Most people think cross-examination is all about badgering the witness into admitting the crime. Others think closing argument is about is about tricking the witness into a damning admission. Both of these views are wrong, in my opinion.
A defendant who chooses to testify is going to come up with a story that he thinks will get him off. The story usually holds up on its face. Your job, as cross-examiner, is to break it down. You can’t ask, “that’s dumb, isn’t it.” And it’s rarely useful to ask, “you’re lying to get off, aren’t you?”

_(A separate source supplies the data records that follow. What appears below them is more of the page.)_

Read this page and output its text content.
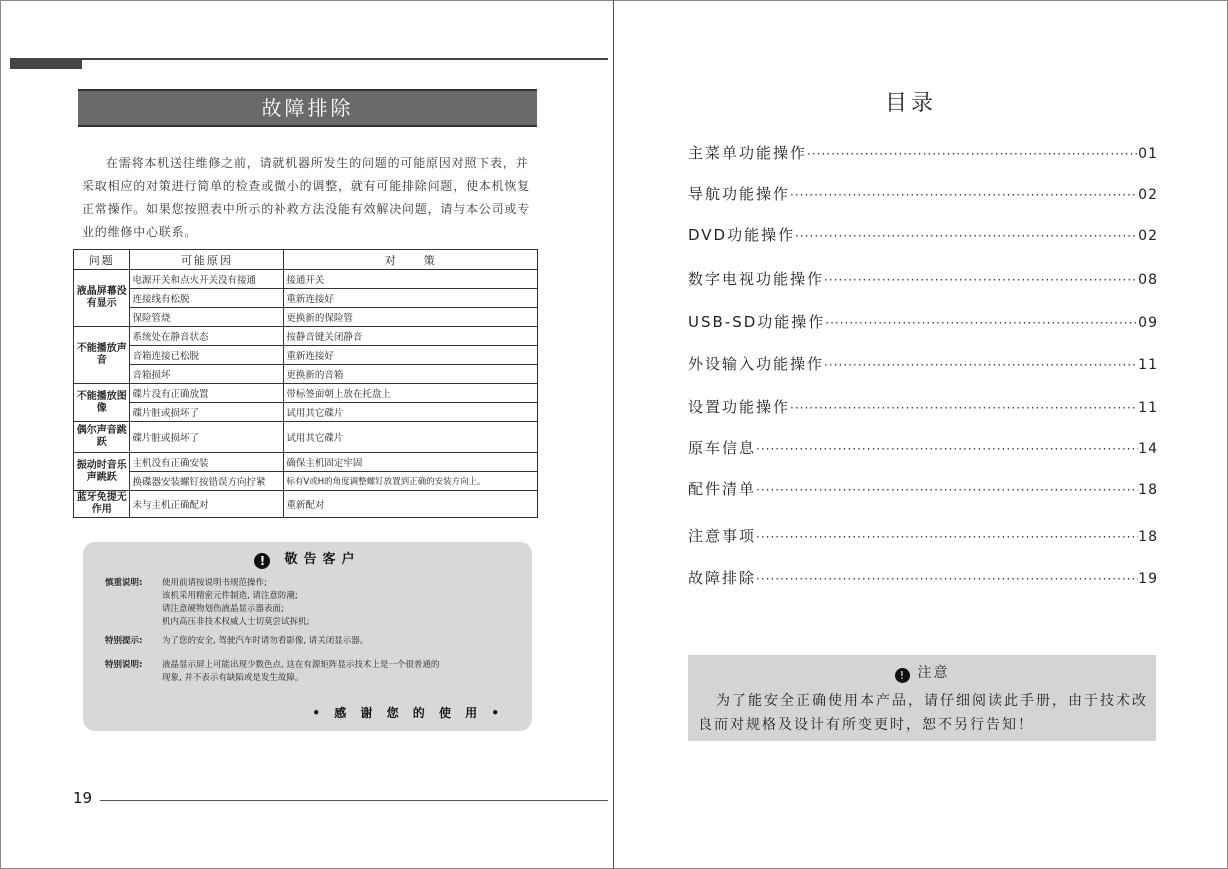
故障排除
在需将本机送往维修之前，请就机器所发生的问题的可能原因对照下表，并采取相应的对策进行简单的检查或微小的调整，就有可能排除问题，使本机恢复正常操作。如果您按照表中所示的补救方法没能有效解决问题，请与本公司或专业的维修中心联系。
问题	可能原因	对　　策
液晶屏幕没有显示	电源开关和点火开关没有接通	接通开关
	连接线有松脱	重新连接好
	保险管烧	更换新的保险管
不能播放声音	系统处在静音状态	按静音键关闭静音
	音箱连接已松脱	重新连接好
	音箱损坏	更换新的音箱
不能播放图像	碟片没有正确放置	带标签面朝上放在托盘上
	碟片脏或损坏了	试用其它碟片
偶尔声音跳跃	碟片脏或损坏了	试用其它碟片
振动时音乐声跳跃	主机没有正确安装	确保主机固定牢固
	换碟器安装螺钉按错误方向拧紧	标有V或H的角度调整螺钉放置到正确的安装方向上。
蓝牙免提无作用	未与主机正确配对	重新配对
! 敬告客户
慎重说明:	使用前请按说明书规范操作;
该机采用精密元件制造, 请注意防潮;
请注意硬物划伤液晶显示器表面;
机内高压非技术权威人士切莫尝试拆机;
特别提示:	为了您的安全, 驾驶汽车时请勿看影像, 请关闭显示器。
特别说明:	液晶显示屏上可能出现少数色点, 这在有源矩阵显示技术上是一个很普通的
现象, 并不表示有缺陷或是发生故障。
• 感 谢 您 的 使 用 •
19
目录
主菜单功能操作 ·····	01
导航功能操作 ·····	02
DVD功能操作 ·····	02
数字电视功能操作 ·····	08
USB-SD功能操作 ·····	09
外设输入功能操作 ·····	11
设置功能操作 ·····	11
原车信息 ·····	14
配件清单 ·····	18
注意事项 ·····	18
故障排除 ·····	19
! 注意
为了能安全正确使用本产品，请仔细阅读此手册，由于技术改良而对规格及设计有所变更时，恕不另行告知！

The best way to break down a fake story is to imagine what a normal person would have done and compare that with what the defendant says that he did. Consider the important decisions the defendant made. And for each of these, ask yourself what a normal, reasonable person would do in that situation. Here’s an easy example. Imagine you’re trying and assault case in which the victim was injured and called 911. Then, the defendant takes the stand and says that the victim is the one to blame. The defendant concoct a story in which he is the one who had to use force him self defense. A reasonable person in this situation would call 911. After all, and innocent person has nothing to lose by calling 911. By contrast, a guilty party increases his chances of being caught if he calls 911. So the important question is, why didn’t you call 911. In this situation, you’re hoping that the defendant comes up with an unbelievable reason for not doing so. “My phone was dead.” “I figured they were too busy to help.” Answers like these help you. If you get enough of them on cross, your defendant will have lost all credibility and you won’t need to do much. Even if you only get a few, you can magnify them in your closing.

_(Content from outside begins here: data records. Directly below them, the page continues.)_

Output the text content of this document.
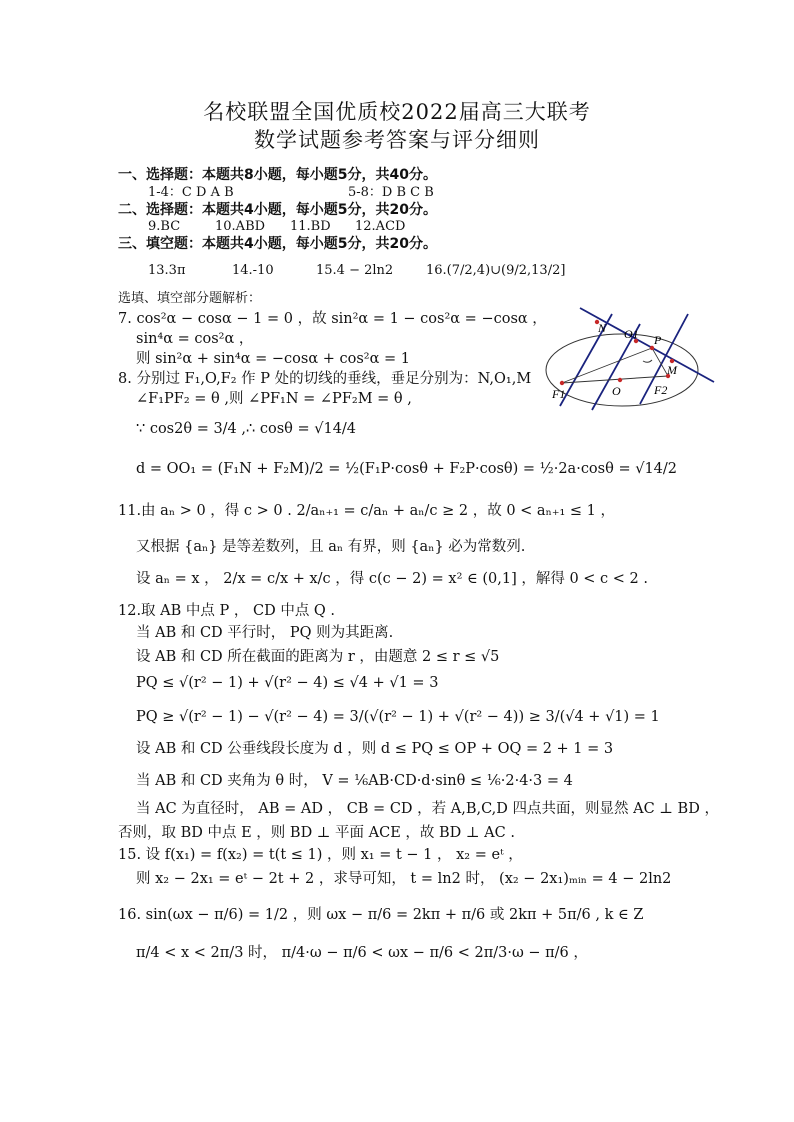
名校联盟全国优质校2022届高三大联考
数学试题参考答案与评分细则
一、选择题：本题共8小题，每小题5分，共40分。
1-4：C D A B	5-8：D B C B
二、选择题：本题共4小题，每小题5分，共20分。
9.BC	10.ABD 11.BD 12.ACD
三、填空题：本题共4小题，每小题5分，共20分。
13.3π	14.-10	15.4 − 2ln2	16.(7/2,4)∪(9/2,13/2]
选填、填空部分题解析：
7. cos²α − cosα − 1 = 0 ，故 sin²α = 1 − cos²α = −cosα ，
sin⁴α = cos²α ，
则 sin²α + sin⁴α = −cosα + cos²α = 1
8. 分别过 F₁,O,F₂ 作 P 处的切线的垂线，垂足分别为：N,O₁,M
∠F₁PF₂ = θ ,则 ∠PF₁N = ∠PF₂M = θ ,
∵ cos2θ = 3/4 ,∴ cosθ = √14/4
d = OO₁ = (F₁N + F₂M)/2 = ½(F₁P·cosθ + F₂P·cosθ) = ½·2a·cosθ = √14/2
11.由 aₙ > 0 ，得 c > 0 . 2/aₙ₊₁ = c/aₙ + aₙ/c ≥ 2 ，故 0 < aₙ₊₁ ≤ 1 ，
又根据 {aₙ} 是等差数列，且 aₙ 有界，则 {aₙ} 必为常数列.
设 aₙ = x ， 2/x = c/x + x/c ，得 c(c − 2) = x² ∈ (0,1] ，解得 0 < c < 2 .
12.取 AB 中点 P ， CD 中点 Q .
当 AB 和 CD 平行时， PQ 则为其距离.
设 AB 和 CD 所在截面的距离为 r ，由题意 2 ≤ r ≤ √5
PQ ≤ √(r² − 1) + √(r² − 4) ≤ √4 + √1 = 3
PQ ≥ √(r² − 1) − √(r² − 4) = 3/(√(r² − 1) + √(r² − 4)) ≥ 3/(√4 + √1) = 1
设 AB 和 CD 公垂线段长度为 d ，则 d ≤ PQ ≤ OP + OQ = 2 + 1 = 3
当 AB 和 CD 夹角为 θ 时， V = ⅙AB·CD·d·sinθ ≤ ⅙·2·4·3 = 4
当 AC 为直径时， AB = AD ， CB = CD ，若 A,B,C,D 四点共面，则显然 AC ⊥ BD ，
否则，取 BD 中点 E ，则 BD ⊥ 平面 ACE ，故 BD ⊥ AC .
15. 设 f(x₁) = f(x₂) = t(t ≤ 1) ，则 x₁ = t − 1 ， x₂ = eᵗ ，
则 x₂ − 2x₁ = eᵗ − 2t + 2 ，求导可知， t = ln2 时， (x₂ − 2x₁)ₘᵢₙ = 4 − 2ln2
16. sin(ωx − π/6) = 1/2 ，则 ωx − π/6 = 2kπ + π/6 或 2kπ + 5π/6 , k ∈ Z
π/4 < x < 2π/3 时， π/4·ω − π/6 < ωx − π/6 < 2π/3·ω − π/6 ，
N O1 P
M
F1	O	F2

These arguments dovetail nicely with pointing out during your closing all the evidence that the defendant did not present. You will have the benefit of supporting evidence, and lots of it, for the prosecution case. While the defendant will not have any evidence for his story. And the fact that the defendant elected to go with one story rather than merely challenging the prosecution’s story helps the prosecution. It becomes dueling stories rather than the question of whether the prosecutor met his burden. It’s always easier to get the jury to decide between two stories then it is to eliminate all reasonable doubt. After all, in the latter situation, each juror may come up with their own story, and you may have to disprove 12 imagined versions of the crime.